The way to handle it is to lead with the structure, not bury it. When you walk through the bid, say something like:

"I price this in three pieces. Materials, labor, overhead and profit. The labor is locked because we pay our crews piece rate, so a square of shingles costs the same to install no matter what. The material number is current as of today. Manufacturers have been pushing prices up, so I include language that if shingles move more than 5% between today and when we order, we share that cost. If prices come down, you get the credit. That's how I keep my pricing honest."

Most customers respond well to this.

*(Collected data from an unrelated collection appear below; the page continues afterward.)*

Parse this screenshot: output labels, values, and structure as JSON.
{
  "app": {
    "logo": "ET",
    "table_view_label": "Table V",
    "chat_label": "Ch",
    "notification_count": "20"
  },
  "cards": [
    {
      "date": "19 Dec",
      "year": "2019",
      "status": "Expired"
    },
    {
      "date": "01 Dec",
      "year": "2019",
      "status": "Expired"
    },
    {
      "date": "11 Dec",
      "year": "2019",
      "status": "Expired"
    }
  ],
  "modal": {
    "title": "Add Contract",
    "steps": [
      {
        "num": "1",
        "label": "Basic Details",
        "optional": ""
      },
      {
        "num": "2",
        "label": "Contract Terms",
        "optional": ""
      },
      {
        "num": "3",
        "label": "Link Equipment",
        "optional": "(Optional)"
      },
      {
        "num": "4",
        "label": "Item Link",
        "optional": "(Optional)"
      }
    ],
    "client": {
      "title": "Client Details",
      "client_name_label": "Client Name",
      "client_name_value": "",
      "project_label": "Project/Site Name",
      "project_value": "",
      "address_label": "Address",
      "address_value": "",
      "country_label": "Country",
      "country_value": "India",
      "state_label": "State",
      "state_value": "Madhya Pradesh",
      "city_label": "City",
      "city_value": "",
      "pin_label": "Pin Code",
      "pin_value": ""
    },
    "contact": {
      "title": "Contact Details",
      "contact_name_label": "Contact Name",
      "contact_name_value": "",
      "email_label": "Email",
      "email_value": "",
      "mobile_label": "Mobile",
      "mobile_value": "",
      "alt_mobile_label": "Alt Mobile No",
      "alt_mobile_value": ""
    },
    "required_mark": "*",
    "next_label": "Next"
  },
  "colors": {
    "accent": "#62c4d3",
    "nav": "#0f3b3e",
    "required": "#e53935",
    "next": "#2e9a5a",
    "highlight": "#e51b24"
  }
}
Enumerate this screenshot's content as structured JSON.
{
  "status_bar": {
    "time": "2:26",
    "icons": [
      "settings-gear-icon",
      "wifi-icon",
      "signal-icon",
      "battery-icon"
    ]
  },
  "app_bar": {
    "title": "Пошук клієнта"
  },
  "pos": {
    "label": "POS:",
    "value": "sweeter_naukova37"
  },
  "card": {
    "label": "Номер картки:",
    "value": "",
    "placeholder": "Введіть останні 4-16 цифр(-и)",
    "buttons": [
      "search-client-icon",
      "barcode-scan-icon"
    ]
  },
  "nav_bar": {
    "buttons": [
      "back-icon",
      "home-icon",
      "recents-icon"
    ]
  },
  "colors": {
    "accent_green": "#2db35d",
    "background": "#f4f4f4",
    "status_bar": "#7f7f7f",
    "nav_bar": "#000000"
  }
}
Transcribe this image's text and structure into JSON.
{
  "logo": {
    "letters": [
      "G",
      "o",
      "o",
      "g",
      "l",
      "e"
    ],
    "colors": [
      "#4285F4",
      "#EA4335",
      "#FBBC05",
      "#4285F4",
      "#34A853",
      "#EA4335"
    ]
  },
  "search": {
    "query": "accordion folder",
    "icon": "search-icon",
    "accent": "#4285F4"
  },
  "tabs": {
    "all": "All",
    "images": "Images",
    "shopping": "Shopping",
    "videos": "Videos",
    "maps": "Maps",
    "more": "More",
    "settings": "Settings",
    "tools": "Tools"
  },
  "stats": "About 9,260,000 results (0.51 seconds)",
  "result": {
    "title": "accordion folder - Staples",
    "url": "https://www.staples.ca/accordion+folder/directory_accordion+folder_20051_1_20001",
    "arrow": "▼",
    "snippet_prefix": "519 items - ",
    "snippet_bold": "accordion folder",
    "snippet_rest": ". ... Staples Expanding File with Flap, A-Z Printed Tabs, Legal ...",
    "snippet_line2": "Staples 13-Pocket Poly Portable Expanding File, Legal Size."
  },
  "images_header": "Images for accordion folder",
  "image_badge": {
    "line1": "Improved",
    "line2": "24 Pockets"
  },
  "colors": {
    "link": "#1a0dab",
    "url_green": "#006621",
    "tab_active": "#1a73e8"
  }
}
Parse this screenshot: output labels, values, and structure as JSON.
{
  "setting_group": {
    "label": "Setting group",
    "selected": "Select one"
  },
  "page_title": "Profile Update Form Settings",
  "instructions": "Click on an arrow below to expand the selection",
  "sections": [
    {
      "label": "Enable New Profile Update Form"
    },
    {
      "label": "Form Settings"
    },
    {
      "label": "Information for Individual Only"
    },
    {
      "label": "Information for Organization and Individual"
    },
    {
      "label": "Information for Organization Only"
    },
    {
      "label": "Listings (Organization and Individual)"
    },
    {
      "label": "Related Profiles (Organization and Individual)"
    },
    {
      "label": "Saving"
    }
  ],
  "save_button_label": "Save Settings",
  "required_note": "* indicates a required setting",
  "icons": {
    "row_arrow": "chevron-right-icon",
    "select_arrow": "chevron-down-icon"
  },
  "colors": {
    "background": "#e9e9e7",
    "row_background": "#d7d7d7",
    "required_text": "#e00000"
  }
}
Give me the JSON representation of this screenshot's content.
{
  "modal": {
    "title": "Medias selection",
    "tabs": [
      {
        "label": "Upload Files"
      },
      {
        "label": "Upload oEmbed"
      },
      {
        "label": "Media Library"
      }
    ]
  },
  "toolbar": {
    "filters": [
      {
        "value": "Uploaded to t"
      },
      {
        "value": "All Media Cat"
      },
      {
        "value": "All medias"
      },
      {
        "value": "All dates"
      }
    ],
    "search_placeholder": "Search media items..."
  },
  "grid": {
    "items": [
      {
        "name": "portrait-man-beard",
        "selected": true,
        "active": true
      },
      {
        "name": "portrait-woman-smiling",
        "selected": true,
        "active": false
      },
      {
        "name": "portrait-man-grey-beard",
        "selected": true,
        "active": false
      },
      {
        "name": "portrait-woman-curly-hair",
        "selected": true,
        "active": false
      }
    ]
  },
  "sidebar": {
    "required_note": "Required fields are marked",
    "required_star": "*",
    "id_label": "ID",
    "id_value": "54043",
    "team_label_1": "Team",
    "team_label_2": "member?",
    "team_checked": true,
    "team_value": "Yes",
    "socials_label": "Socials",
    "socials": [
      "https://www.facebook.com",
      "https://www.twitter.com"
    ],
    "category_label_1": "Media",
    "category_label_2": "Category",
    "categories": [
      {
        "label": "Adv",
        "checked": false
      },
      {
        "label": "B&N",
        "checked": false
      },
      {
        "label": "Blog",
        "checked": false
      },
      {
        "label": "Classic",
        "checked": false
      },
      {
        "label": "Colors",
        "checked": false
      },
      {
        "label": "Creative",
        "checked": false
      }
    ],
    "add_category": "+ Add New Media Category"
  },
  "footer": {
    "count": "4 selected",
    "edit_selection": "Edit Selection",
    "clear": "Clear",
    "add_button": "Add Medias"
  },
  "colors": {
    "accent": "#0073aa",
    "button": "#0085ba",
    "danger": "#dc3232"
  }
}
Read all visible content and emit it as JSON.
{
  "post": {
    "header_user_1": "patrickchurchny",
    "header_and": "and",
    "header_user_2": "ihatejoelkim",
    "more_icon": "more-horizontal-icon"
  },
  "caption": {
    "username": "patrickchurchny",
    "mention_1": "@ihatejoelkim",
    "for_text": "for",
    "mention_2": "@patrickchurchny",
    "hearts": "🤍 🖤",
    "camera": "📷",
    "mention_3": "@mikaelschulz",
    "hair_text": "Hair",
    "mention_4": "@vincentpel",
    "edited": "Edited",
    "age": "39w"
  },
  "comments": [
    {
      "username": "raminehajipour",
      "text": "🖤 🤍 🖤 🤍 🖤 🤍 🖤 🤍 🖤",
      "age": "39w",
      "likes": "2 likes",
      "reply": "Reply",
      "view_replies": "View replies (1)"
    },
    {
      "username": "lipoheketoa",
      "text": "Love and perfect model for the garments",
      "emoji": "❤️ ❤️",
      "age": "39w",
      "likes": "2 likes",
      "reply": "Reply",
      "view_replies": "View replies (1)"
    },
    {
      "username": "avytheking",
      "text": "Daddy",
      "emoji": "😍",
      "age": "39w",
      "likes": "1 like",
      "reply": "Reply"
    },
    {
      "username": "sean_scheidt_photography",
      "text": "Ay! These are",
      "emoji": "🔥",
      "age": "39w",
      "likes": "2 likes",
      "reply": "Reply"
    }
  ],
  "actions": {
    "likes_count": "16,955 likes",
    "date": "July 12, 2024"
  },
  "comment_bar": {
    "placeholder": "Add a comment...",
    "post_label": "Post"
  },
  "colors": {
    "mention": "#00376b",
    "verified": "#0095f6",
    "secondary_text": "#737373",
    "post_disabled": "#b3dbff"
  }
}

It's transparent, it's fair, and it shows you're running a real business not a guessing game.

The customers who push back hardest on the clause are usually the ones who would have squeezed you on change orders anyway. Better to know upfront.

Notes

  • Pull current material prices the morning of any bid. Don't reuse pricing from a quote you wrote three weeks ago.
  • Stamp the date and the supplier you priced from on every bid sheet. Documentation matters when you invoke an escalation clause.
  • Track your material costs monthly so you can see trends. If shingles are up 6% over 90 days, plan to update your default bid pricing.
  • Keep one or two backup suppliers. If your primary jacks prices, you have alternatives.
  • Don't try to absorb material increases to win bids. You'll bid yourself out of business in a year.
  • A free piece rate calculator can help you confirm your labor cost per unit before you build a bid.
  • Be aware of compliance details on the labor side. See common piece rate payroll mistakes.

Closing

Rising material costs aren't going back to 2019. The smart move is to bid for the market you're in: shorter validity periods, escalation clauses, separated material and labor lines, and piece rate on the labor side so you have at least one input you can fix. Customers who understand fairness will accept the structure. Customers who don't would have eaten your margin on change orders anyway.

Piece Work Pro handles the piece rate side: rate cards, payroll, hours, regular rate calculations, and minimum wage make-up. If you want to lock in your labor cost so you can bid with confidence, sign in here to see how it runs.

For more, piece rate vs hourly construction covers the labor model side, and crew management tips covers the field operations side.

Frequently Asked Questions

How long should a construction bid stay valid?

In a stable material market, 30-60 days was standard. With current volatility, 14-30 days is more realistic, with explicit language that material prices over a certain threshold trigger a re-quote. Some contractors are dropping to 7 days for material-heavy bids.

What is a material escalation clause?

A contract clause that lets you pass through material price increases above a certain percentage to the customer. Typical structure: if a key material rises more than 5-10% between bid date and purchase date, the customer pays the difference. It protects you from holding the bag when prices spike.

Why does piece rate labor help when material costs swing?

Piece rate labor is fixed per unit. A square of shingles costs you $40 in labor regardless of what's happening to shingle prices. That predictability is one of the few stable inputs you have when material is moving. It also makes it easier to separate material from labor in a bid, which is the right structure when materials are volatile.

Should I quote materials and labor as one number or separately?

Separate them. Showing the customer 'materials $X, labor $Y, overhead and profit $Z' is more transparent and lets you adjust the material line if costs change without renegotiating the labor. Lump-sum bids assume material risk you may not want to carry in this market.